Remove the documents
Removing document is done by the quite similar way to indexing. Save the following code as delete.rb
.
#!/usr/bin/env ruby
require 'aws_cloud_search'
require './direct_to_local_gcs' # direct requests to localhost:7575
# Initiate a CloudSearch object corresponds to the example domain.
domain_name = 'example-00000000000000000000000000'
cloud_search = AWSCloudSearch::CloudSearch.new(domain_name)

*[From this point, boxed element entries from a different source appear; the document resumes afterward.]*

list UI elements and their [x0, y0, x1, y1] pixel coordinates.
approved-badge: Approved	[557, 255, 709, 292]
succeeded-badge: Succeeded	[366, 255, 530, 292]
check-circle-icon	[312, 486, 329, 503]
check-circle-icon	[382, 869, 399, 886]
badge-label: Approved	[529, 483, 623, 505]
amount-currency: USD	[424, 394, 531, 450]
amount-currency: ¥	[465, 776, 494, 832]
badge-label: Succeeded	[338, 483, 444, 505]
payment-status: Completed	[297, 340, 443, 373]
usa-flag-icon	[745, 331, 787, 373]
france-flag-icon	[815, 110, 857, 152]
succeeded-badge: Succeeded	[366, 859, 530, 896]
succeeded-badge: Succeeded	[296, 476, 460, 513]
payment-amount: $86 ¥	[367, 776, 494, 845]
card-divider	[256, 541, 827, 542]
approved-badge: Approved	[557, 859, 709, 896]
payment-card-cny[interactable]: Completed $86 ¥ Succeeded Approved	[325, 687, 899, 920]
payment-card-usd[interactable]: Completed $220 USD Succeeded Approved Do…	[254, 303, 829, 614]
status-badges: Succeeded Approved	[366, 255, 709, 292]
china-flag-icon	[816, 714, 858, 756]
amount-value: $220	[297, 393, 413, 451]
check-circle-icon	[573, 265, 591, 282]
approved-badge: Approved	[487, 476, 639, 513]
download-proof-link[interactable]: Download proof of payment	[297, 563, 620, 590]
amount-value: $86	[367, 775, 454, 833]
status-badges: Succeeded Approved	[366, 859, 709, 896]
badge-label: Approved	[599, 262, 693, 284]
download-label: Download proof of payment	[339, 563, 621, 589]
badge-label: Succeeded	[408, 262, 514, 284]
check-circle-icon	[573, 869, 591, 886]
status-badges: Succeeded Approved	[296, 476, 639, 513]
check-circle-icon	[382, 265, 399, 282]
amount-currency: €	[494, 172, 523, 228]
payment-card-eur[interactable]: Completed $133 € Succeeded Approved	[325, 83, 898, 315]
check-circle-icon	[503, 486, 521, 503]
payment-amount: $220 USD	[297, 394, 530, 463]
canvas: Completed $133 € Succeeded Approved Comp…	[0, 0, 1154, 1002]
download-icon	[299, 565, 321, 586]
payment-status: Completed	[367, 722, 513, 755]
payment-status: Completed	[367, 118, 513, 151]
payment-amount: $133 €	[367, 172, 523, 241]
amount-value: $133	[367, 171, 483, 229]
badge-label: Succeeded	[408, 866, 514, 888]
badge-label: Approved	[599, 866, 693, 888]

# Take the document id to be deleted from the command line argument.
id = ARGV.shift
# Create a document to be deleted.
document = AWSCloudSearch::Document.new
document.id = id
# Create a batch to remove the document.
batch = AWSCloudSearch::DocumentBatch.new
batch.delete_document document
# Issue the request.
response = cloud_search.documents_batch(batch)
# Show the response
p response
In order to delete the document with id = id11
(the document added in the previous section), run ruby index.rb id11
.
$ ruby delete.rb id11
{"status"=>"success", "adds"=>0, "deletes"=>1}
The removed entry, Snowy Corporation
is no longer appeared in the search results.
$ ruby search.rb tokyo
3 documents are found for the query 'tokyo':
{"id"=>"id1", "data"=>{"_id"=>[1], "_key"=>["id1"], "address"=>["Shibuya, Tokyo, Japan"], "email_address"=>["info@razil.jp"], "name"=>["Brazil"]}}
{"id"=>"id3", "data"=>{"_id"=>[3], "_key"=>["id3"], "address"=>["Hongo, Tokyo, Japan"], "email_address"=>["info@clear-code.com"], "name"=>["ClearCode Inc."]}}
{"id"=>"id9", "data"=>{"_id"=>[9], "_key"=>["id9"], "address"=>["Tokyo, Japan"], "email_address"=>[""], "name"=>["Umbrella Corporation"]}}
Conclusions
We have introduced aws_cloud_search gem, which wraps Amazon CloudSearch. With a small modification (monkey patching) of aws_cloud_search gem, we can use it with Groonga CloudSearch. We have described about the patch and how to create scripts to search, index and remove the documents with aws_cloud_search and Groonga CloudSearch.